Amy Irvin is the executive director of the New Orleans Abortion Fund in a state that only has three clinics. Irvin tells me that, in their 2,000-plus days of existing, they have helped 1,250 clients access abortion care—whether by providing transportation, financial aid, child care, or informative counseling after sexual assault and abuse. Their office gets 30-35 phone calls per week, many from callers asking “if abortion is legal in Louisiana, and what the restrictions are” because anti-choice rhetoric is so prevalent and confusing in Louisiana.
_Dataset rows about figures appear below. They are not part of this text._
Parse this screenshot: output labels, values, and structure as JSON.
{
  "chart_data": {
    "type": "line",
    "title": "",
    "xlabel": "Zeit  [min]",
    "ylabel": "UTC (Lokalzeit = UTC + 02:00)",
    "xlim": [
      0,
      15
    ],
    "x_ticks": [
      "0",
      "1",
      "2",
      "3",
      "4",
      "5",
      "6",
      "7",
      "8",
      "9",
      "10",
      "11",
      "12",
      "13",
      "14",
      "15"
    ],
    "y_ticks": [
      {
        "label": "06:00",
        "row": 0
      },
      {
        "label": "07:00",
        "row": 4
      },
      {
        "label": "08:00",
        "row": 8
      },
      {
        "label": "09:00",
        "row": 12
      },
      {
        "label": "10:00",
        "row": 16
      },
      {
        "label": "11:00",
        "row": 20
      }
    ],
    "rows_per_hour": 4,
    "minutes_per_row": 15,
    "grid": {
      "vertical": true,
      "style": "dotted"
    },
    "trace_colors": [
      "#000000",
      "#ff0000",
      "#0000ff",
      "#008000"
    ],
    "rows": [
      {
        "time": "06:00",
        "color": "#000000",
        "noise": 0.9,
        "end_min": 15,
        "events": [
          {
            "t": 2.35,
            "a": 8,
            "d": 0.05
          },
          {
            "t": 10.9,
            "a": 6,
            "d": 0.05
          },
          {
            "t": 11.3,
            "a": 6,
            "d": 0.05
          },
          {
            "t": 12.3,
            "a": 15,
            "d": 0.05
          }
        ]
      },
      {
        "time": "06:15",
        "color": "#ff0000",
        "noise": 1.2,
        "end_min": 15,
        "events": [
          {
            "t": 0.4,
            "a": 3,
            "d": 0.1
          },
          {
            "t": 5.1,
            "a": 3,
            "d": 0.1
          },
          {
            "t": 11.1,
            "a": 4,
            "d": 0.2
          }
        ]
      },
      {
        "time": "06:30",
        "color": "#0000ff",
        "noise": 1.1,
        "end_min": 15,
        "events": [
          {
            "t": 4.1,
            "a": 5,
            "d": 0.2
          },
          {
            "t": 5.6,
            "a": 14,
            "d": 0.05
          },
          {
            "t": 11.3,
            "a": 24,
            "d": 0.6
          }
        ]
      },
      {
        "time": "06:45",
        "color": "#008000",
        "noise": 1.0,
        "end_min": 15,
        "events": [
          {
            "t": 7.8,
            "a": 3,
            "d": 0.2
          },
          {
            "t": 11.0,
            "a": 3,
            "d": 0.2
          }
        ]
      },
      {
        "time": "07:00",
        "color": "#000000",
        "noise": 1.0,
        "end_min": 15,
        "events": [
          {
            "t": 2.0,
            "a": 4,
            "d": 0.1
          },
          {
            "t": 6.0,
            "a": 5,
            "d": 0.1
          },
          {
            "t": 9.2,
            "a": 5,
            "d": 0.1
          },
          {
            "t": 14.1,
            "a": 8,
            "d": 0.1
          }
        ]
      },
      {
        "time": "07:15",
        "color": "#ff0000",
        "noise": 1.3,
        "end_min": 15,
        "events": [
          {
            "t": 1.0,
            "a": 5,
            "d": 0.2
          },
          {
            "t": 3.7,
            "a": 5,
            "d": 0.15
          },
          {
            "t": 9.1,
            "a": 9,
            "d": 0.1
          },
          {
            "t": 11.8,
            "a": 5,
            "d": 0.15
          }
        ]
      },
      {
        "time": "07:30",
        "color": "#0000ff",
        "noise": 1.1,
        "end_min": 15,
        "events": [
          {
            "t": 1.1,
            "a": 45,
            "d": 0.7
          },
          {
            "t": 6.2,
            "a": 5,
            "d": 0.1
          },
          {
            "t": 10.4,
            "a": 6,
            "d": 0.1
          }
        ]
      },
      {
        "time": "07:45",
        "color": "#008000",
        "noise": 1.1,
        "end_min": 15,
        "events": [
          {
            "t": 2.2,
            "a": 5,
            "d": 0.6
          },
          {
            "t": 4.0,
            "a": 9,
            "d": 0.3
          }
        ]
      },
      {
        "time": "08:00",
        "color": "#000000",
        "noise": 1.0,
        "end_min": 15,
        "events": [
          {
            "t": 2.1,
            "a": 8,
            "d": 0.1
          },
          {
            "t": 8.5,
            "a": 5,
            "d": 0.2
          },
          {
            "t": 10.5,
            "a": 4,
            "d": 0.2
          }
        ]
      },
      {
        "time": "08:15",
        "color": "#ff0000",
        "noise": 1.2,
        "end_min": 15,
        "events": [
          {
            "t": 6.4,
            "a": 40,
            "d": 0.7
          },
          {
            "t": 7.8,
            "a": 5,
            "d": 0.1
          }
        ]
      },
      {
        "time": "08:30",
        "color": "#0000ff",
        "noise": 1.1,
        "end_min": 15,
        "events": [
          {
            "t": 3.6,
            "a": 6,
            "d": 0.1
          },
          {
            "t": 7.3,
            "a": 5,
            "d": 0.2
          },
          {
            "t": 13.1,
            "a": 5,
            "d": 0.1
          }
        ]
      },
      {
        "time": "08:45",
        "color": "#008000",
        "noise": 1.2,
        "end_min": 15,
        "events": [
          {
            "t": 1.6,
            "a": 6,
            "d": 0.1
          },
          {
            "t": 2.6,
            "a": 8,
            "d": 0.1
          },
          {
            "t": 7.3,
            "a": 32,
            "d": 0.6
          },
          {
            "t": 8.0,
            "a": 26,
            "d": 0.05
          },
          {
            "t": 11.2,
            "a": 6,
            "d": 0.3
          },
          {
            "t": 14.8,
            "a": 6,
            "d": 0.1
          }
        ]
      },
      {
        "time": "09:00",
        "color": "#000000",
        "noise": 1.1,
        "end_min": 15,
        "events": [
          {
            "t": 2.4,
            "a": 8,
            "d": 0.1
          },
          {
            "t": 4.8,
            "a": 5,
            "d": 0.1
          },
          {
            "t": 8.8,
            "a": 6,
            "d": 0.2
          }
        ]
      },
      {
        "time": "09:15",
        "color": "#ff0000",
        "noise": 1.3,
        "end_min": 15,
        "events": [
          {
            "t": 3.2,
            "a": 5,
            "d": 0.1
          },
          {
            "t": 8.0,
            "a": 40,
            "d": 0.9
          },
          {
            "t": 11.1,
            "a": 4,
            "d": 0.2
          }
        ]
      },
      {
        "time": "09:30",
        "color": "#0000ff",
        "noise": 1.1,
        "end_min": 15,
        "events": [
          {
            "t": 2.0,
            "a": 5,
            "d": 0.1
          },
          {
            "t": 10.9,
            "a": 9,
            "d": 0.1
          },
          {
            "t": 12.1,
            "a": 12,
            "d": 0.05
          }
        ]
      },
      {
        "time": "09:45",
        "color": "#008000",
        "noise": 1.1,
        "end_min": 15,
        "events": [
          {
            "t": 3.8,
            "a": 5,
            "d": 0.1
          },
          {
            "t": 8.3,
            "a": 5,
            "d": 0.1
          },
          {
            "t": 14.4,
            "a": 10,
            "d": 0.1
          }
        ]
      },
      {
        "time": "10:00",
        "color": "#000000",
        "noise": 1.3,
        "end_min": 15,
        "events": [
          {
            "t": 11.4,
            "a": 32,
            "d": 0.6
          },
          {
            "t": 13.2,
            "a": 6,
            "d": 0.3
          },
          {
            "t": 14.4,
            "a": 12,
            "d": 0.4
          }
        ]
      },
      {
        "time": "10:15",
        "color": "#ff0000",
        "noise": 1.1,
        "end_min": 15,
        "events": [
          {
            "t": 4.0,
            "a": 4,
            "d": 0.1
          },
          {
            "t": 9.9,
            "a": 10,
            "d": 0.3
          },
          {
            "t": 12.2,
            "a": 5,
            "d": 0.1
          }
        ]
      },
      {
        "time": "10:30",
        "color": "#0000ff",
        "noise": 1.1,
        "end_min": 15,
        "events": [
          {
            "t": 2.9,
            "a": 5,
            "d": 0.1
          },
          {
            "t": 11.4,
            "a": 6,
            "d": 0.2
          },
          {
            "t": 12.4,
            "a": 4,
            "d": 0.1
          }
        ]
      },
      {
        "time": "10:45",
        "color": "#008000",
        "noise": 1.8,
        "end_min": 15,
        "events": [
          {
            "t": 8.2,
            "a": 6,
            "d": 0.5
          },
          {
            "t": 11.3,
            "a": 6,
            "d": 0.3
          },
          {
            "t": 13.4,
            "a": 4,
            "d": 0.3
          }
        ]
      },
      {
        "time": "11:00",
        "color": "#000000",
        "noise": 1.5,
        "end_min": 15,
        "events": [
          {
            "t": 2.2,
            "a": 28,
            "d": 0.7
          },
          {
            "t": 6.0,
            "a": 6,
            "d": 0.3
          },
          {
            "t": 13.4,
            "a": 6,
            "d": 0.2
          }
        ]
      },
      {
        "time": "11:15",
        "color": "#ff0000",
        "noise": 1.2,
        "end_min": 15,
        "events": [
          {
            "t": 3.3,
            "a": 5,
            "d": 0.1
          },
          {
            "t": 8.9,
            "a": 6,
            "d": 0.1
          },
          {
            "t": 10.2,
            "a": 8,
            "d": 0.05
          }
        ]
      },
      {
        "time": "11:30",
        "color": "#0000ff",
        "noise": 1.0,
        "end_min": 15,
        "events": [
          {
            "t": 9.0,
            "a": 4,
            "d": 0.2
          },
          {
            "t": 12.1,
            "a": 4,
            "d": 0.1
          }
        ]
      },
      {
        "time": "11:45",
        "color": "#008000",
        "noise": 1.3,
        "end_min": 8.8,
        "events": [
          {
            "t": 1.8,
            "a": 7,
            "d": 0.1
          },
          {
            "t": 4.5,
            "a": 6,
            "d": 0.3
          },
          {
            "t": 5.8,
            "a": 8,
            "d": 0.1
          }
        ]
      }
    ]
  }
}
“We are consistently in fundraising mode,” Irvin says. “We quickly run out of money in a day or two, so the rest of the week is for providing [those] resources to people who have questions or are dealing with assault.” Irvin emphasizes that abortion funds need your immediate help, but that “this is a stop-gap solution. We really need policy change. We are providing a service the government ought to be doing. This is safe and still legal health care. It should be covered by insurance—we exist because it’s not.”
In addition to donating, Jackson suggests seeking out the already existing reproductive justice groups in your area and connecting with their members. Again, she stresses that your presence will be very much appreciated and needed, so don’t feel intimidated.
For Alabama specifically, Andersen encourages people to set up a recurring monthly donation to the Yellowhammer Fund or ACLU Alabama—but that’s not all she advises. “If you do nothing else, check in with your friends who are close to this issue,” Andersen says. “Sometimes we need to be reminded to eat dinner or have a glass of wine—bonus points if you can provide either of those things, by the way. Caring for an activist—even if that activist is yourself—can be just as much an act of resistance as marching on the capitol.”